Begins Sunday 9pm TCM channel.

Brilliant series.


----------



## PugIain (Jun 28, 2006)

It is good indeed. I watched it the very first time round. And I have the dvd box set.


----------



## farley2708 (Apr 19, 2011)

same as PugIan..............have the box set.................but will watch it again


----------



## silverback (Jun 18, 2008)

absolutely brilliant series.i didnt fall in love with "the pacific" the same way i did with BOB though.there is just something incredible about BOB.


----------



## ardenvxr (May 22, 2013)

epic love the box set to this day


----------



## rhyst (Feb 17, 2013)

Best boxset ever


----------



## Dannbodge (Sep 26, 2010)

Remember watching this when it was originally on. Fantastic series and well worth a watch


----------



## Melkor (Aug 16, 2012)

A brilliant series
Also pacific was good too


----------



## farley2708 (Apr 19, 2011)

Melkor said:


> A brilliant series
> Also pacific was good too


Pacific was good but not on the same level as the orignal 'band of brothers' i see it "pacific" is on SKY MOVIES GREATS everynight @ 9pm................set to record


----------



## allgearnoidea (May 9, 2013)

I watched it first time round and bought the box set as soon as it came out because it truly is amazing.

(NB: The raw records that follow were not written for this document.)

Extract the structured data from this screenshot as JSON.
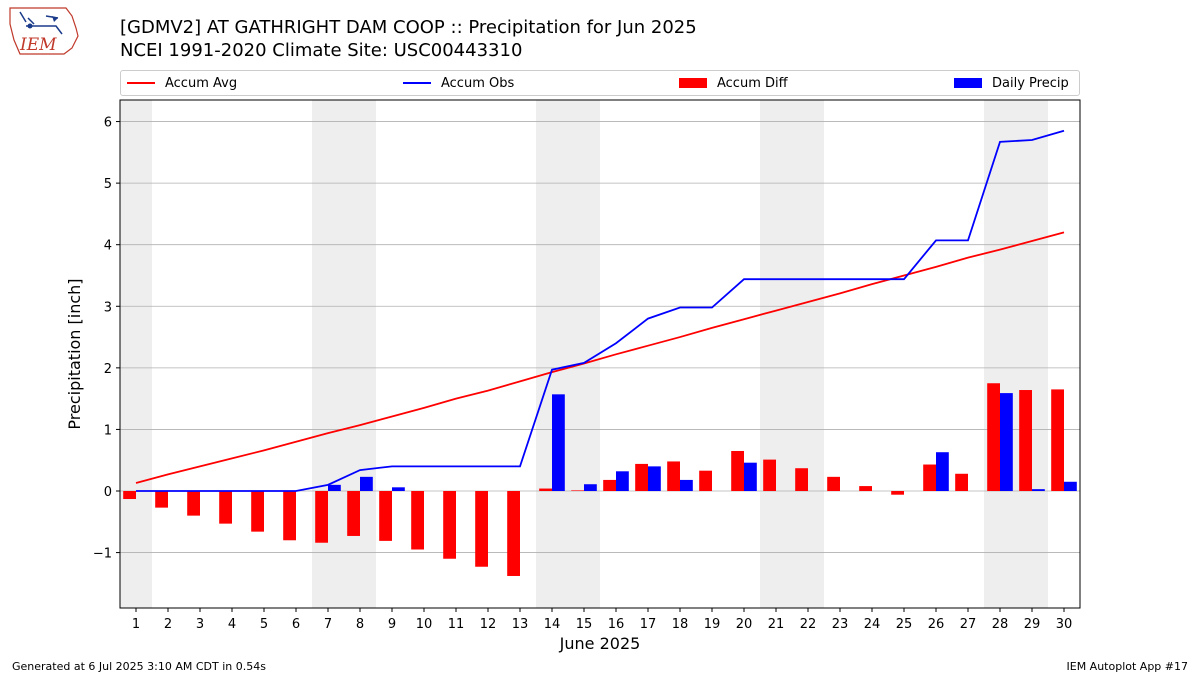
{
  "header": {
    "title_line1": "[GDMV2] AT GATHRIGHT DAM COOP :: Precipitation for Jun 2025",
    "title_line2": "NCEI 1991-2020 Climate Site: USC00443310",
    "logo_text": "IEM"
  },
  "footer": {
    "generated": "Generated at 6 Jul 2025 3:10 AM CDT in 0.54s",
    "app": "IEM Autoplot App #17"
  },
  "colors": {
    "avg": "#ff0000",
    "obs": "#0000ff",
    "diff": "#ff0000",
    "daily": "#0000ff",
    "weekend_band": "#eeeeee",
    "grid": "#b0b0b0"
  },
  "chart_data": {
    "type": "bar",
    "xlabel": "June 2025",
    "ylabel": "Precipitation [inch]",
    "ylim": [
      -1.9,
      6.35
    ],
    "xlim": [
      0.5,
      30.5
    ],
    "yticks": [
      -1,
      0,
      1,
      2,
      3,
      4,
      5,
      6
    ],
    "ytick_labels": [
      "−1",
      "0",
      "1",
      "2",
      "3",
      "4",
      "5",
      "6"
    ],
    "categories": [
      "1",
      "2",
      "3",
      "4",
      "5",
      "6",
      "7",
      "8",
      "9",
      "10",
      "11",
      "12",
      "13",
      "14",
      "15",
      "16",
      "17",
      "18",
      "19",
      "20",
      "21",
      "22",
      "23",
      "24",
      "25",
      "26",
      "27",
      "28",
      "29",
      "30"
    ],
    "grid": "y",
    "legend_position": "top",
    "weekend_bands": [
      [
        0.5,
        1.5
      ],
      [
        6.5,
        8.5
      ],
      [
        13.5,
        15.5
      ],
      [
        20.5,
        22.5
      ],
      [
        27.5,
        29.5
      ]
    ],
    "series": [
      {
        "name": "Accum Avg",
        "kind": "line",
        "values": [
          0.13,
          0.27,
          0.4,
          0.53,
          0.66,
          0.8,
          0.94,
          1.07,
          1.21,
          1.35,
          1.5,
          1.63,
          1.78,
          1.93,
          2.07,
          2.22,
          2.36,
          2.5,
          2.65,
          2.79,
          2.93,
          3.07,
          3.21,
          3.36,
          3.5,
          3.64,
          3.79,
          3.92,
          4.06,
          4.2
        ]
      },
      {
        "name": "Accum Obs",
        "kind": "line",
        "values": [
          0.0,
          0.0,
          0.0,
          0.0,
          0.0,
          0.0,
          0.1,
          0.34,
          0.4,
          0.4,
          0.4,
          0.4,
          0.4,
          1.97,
          2.08,
          2.4,
          2.8,
          2.98,
          2.98,
          3.44,
          3.44,
          3.44,
          3.44,
          3.44,
          3.44,
          4.07,
          4.07,
          5.67,
          5.7,
          5.85
        ]
      },
      {
        "name": "Accum Diff",
        "kind": "bar",
        "values": [
          -0.13,
          -0.27,
          -0.4,
          -0.53,
          -0.66,
          -0.8,
          -0.84,
          -0.73,
          -0.81,
          -0.95,
          -1.1,
          -1.23,
          -1.38,
          0.04,
          0.01,
          0.18,
          0.44,
          0.48,
          0.33,
          0.65,
          0.51,
          0.37,
          0.23,
          0.08,
          -0.06,
          0.43,
          0.28,
          1.75,
          1.64,
          1.65
        ]
      },
      {
        "name": "Daily Precip",
        "kind": "bar",
        "values": [
          0,
          0,
          0,
          0,
          0,
          0,
          0.1,
          0.23,
          0.06,
          0,
          0,
          0,
          0,
          1.57,
          0.11,
          0.32,
          0.4,
          0.18,
          0,
          0.46,
          0,
          0,
          0,
          0,
          0,
          0.63,
          0,
          1.59,
          0.03,
          0.15
        ]
      }
    ]
  }
}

Dug it out again when I got my surround sound as it is brilliant in surround sound as you can probably imagine.


----------



## Ross (Apr 25, 2007)

I know what you mean,Pacific was good but had nothing on Band on Brothers.


----------



## ITSonlyREECE (Jun 10, 2012)

I've got the box set too just started watching it again the other night. 

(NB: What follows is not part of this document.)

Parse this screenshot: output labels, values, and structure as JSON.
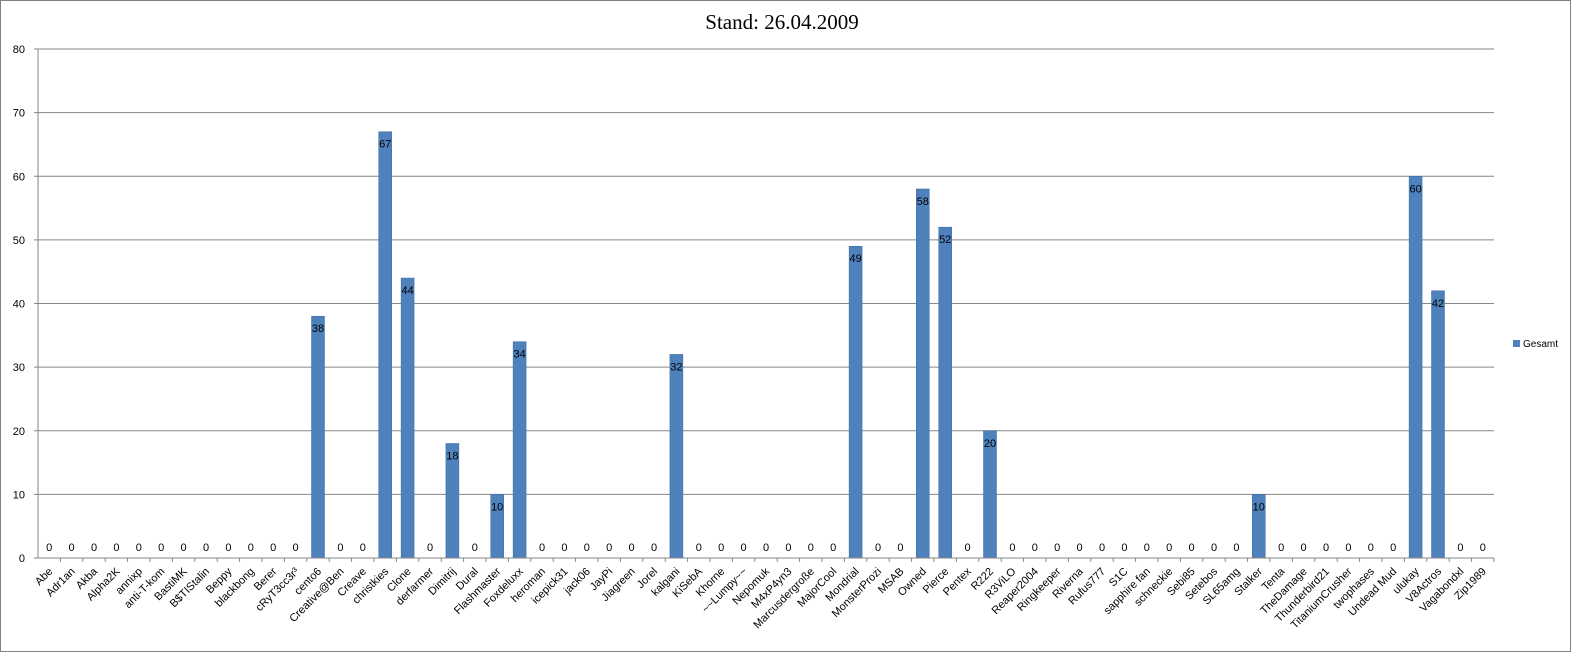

I can remember watching it the first time around and feeling my eyes watering up right at the very end of the last episode when Richard Winters says this; "I cherish the memories of a question my grandson asked me the other day when he said, 'Grandpa, were you a hero in the war?' Grandpa said 'No... but I served in a company of heroes.'"


----------



## farley2708 (Apr 19, 2011)

ITSonlyREECE said:


> I've got the box set too just started watching it again the other night.
> 
> I can remember watching it the first time around and feeling my eyes watering up right at the very end of the last episode when Richard Winters says this; "I cherish the memories of a question my grandson asked me the other day when he said, 'Grandpa, were you a hero in the war?' Grandpa said 'No... but I served in a company of heroes.'"


me aswell mate


----------



## veeduby (Feb 1, 2006)

It's an amazing series, is so well made.
And with some of the surviving heroes on there really made it special.


----------



## asspur96 (Jan 24, 2014)

Watch it on BBC2 first time got box set and also read the books as well as all Stephen Ambrose s other books on WW2


----------



## mike41 (Apr 5, 2011)

Got the box sets of both,found Pacific hard to get into in the first few episodes,but stuck with it and did quite enjoy it in the end. Not a patch on Band of Brothers though.
Mike


----------



## Johnsy (Oct 20, 2013)

Great boxset,every time I watch it I see more and more British actors with yank accents

Simon peg
Tom hardy 
Etc


----------